In patients with chronic neck, mid, or upper back pain, the prevalence of facet joint arthropathy can range from 40- 60 percent. The prevalence of lumbar facet joint pain in the general population is 10-15 percent.

Causes of cervical facet pain include whiplash due rapid deceleration injuries. Causes of both cervical and facet joint pain can include repetitive strain and intervertebral disc degeneration. Chronic strain can cause fluid collection and joint distension. Other causes include inflammatory arthritis and pseudocysts. Facet arthropathy in conjunction with other spine pathology can lead to radicular pain. Inflammatory mediators such as prostaglandins, interleukin-6 and tumor necrosis factor-alpha can be found in facet cartilage. Leakage of these substances through the joint capsule can contribute to radicular pain.
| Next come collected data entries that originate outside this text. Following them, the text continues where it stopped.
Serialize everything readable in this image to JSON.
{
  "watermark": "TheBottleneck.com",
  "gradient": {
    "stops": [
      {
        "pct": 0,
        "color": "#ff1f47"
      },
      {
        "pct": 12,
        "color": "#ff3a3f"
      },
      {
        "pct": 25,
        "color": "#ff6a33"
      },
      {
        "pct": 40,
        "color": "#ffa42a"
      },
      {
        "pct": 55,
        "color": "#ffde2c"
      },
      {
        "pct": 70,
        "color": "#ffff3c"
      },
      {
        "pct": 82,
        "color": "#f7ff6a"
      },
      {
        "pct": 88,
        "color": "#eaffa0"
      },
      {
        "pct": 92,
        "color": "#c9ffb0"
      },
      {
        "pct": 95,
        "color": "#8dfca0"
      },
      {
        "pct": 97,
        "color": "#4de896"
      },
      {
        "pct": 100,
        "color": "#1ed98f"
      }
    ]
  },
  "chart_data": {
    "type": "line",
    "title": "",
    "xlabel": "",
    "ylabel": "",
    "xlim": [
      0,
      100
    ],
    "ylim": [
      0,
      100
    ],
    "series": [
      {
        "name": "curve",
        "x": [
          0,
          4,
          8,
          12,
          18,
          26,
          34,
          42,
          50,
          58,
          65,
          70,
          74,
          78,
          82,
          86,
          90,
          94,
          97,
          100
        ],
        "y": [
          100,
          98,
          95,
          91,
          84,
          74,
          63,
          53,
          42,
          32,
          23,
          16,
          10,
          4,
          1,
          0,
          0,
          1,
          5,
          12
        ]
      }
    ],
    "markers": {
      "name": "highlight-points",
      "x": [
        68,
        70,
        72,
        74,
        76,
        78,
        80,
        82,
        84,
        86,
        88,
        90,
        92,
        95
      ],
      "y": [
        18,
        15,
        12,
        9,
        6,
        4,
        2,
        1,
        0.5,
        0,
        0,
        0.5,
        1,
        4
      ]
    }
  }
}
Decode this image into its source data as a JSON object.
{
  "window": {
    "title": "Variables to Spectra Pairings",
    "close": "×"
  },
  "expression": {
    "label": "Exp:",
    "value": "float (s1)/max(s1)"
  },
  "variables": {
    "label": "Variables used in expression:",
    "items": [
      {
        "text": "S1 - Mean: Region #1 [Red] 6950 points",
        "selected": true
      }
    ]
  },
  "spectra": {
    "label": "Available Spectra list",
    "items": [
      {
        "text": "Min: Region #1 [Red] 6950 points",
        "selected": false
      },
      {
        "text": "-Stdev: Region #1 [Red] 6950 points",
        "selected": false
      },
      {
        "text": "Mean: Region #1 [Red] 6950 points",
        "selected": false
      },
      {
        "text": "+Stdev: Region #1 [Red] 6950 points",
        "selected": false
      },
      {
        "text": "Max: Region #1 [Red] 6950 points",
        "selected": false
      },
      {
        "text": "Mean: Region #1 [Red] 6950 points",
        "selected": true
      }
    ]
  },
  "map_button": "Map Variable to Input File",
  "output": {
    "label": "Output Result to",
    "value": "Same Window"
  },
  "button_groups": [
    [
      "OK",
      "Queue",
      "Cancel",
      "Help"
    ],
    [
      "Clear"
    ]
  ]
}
Diagnosis of facet pain typically involves a physical exam by a qualified physician. X-rays are not usually very sensitive but may demonstrate degenerative changes such as sclerosis and hypertrophic overgrowth. CT and MRI scans are more sensitive and may reveal hypertrophic osteophyte growth, subchondral sclerosis, bone marrow edema, joint space narrowing or widening, effusions and periarticular soft tissue edema. The level of symptomology and radiographic findings do not always correlate. The most reliable method to establish the facet joint as the source of pain is with medial branch or intra-articular facet joint blocks, which are typically performed with fluoroscopic (live x-ray) guidance.

After establishing the diagnosis with either an intra-articular or medial branch block, radiofrequency denervation can be performed. Prior to denervation, sensory stimulation is usually performed. Medial branch denervation is achieved by placing the tip of the RF needle at the nerve. The duration of pain relief after denervation is typically 6 months to a year.